We arrived at the hospital, pre-teen O in tow and began filling out mountains of paperwork as we waited for the next available sonogram technician to call me in.
While we were waiting we received a phone call from a local florist letting us know that they had a flower delivery and asking when a convenient delivery time would be. My boss had sent a sympathy bouquet.
Finally my name was called. We had decided that since our little boy was with us, hubby would stay in the waiting room with him.
O-man squeezed my hand and gave me a sad but reassuring smile and I walked into the back room ready to hear the worst.
I lay on the table staring up at the ceiling while the technician began adjusting knobs and asking me questions. I was biting my tongue to try to keep myself from crying and wishing that my husband was in the room with me when suddenly she said,
“Ok, everything looks good here, your baby is about….
After the word baby I didn’t hear much. I think she was telling me how many centimeters he was or something…all I could hear was my heart pounding in my chest.
And then I began to sob, loud, guttural, elated sobbing…and somehow between the sobs I managed to say, “the baby?…there’s a baby?” and freaked the poor technician completely out.
She started saying, “Are you ok? I’m so sorry; I thought you knew you were pregnant.
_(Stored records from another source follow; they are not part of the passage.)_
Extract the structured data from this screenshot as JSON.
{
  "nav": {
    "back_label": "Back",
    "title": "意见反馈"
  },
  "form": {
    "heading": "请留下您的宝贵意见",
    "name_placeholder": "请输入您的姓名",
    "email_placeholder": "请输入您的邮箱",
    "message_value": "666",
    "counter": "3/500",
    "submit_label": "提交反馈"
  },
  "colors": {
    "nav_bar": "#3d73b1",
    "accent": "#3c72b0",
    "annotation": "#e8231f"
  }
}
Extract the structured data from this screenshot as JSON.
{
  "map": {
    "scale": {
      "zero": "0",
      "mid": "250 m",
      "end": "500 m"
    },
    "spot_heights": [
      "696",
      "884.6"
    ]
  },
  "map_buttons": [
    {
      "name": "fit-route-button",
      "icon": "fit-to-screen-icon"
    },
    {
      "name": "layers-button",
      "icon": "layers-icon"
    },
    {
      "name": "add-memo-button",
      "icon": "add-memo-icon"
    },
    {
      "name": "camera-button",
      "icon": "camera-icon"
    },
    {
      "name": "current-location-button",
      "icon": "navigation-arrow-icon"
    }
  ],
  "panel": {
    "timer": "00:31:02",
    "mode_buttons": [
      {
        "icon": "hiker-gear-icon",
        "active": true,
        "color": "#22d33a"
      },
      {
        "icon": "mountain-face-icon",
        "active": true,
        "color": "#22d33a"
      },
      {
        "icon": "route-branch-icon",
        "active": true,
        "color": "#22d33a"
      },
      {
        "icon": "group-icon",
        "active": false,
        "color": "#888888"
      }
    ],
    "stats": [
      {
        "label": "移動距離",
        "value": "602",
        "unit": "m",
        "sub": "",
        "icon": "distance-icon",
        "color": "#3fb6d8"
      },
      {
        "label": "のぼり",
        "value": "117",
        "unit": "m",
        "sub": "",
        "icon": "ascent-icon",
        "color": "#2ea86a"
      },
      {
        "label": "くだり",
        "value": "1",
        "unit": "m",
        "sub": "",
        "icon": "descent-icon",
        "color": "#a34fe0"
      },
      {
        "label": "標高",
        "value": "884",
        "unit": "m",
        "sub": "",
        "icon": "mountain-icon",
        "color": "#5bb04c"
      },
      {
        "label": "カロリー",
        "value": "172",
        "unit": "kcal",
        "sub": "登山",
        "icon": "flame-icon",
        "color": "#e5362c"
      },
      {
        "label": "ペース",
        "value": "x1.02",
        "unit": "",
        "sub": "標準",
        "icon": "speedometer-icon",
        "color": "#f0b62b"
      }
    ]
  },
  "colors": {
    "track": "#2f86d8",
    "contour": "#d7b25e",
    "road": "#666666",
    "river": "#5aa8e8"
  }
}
I’m so sorry.”
It took a few minutes for us both to calm down and me to explain the story to her, that I thought I’d lost my baby and that she had just told me the most wonderful, amazing news of my life.
She turned the screen toward me and let me see that glorious little blip.
Then we were both laughing and crying and she said, “Oh I should go get your husband and son!” She brought them in and slipped out of the room quietly while I told them the miraculous news.
I will never forget that moment, telling them I had seen the little blip we had so desperately wanted to see a few days earlier…crying and laughing and crying again.
Before we left the hospital, that sweet, sweet technician came back into the room and gave me what looked like a small x-ray. It was a copy of the sonogram.
They had run out of the paper that it was normally printed on, but she wanted me to have it so she printed it on x-ray film.
Here it is:
We found out that apparently no one had informed her why she was doing this sonogram; she wasn’t even looking for an ectopic pregnancy, just a healthy baby, and she found him.
She said given the baby’s position it would have been impossible for the doctor to see him with the equipment she had.
All the way home we were both on the cell phones calling those we had told the bad news that it was good news after all (and being so thankful that we hadn't even told everyone yet).
Shortly after we arrived there was a knock at the door; it was the florist with the bouquet from my boss.
I don’t know why, but that stands out so strongly in my memory. How those flowers were sent from sorrow, but arrived in joy.
So that’s my pregnancy story with LittleO.
I’m sitting here crying again as I type this (even though this is the second posting of this story), just so thankful to the Lord for getting us through that. He is so faithful.
The rest of the pregnancy went pretty normally (if you don’t count Little O deciding to come a month early!).
And now my little blip is FIVE years old and learning to read and explaining to me exactly how legos work and talking and talking and talking and talking (he talks *a lot*).
And I love every minute of it.
"No one's ever seen or heard anything like this, never so much as imagined anything quite like it— what God has arranged for those who love Him."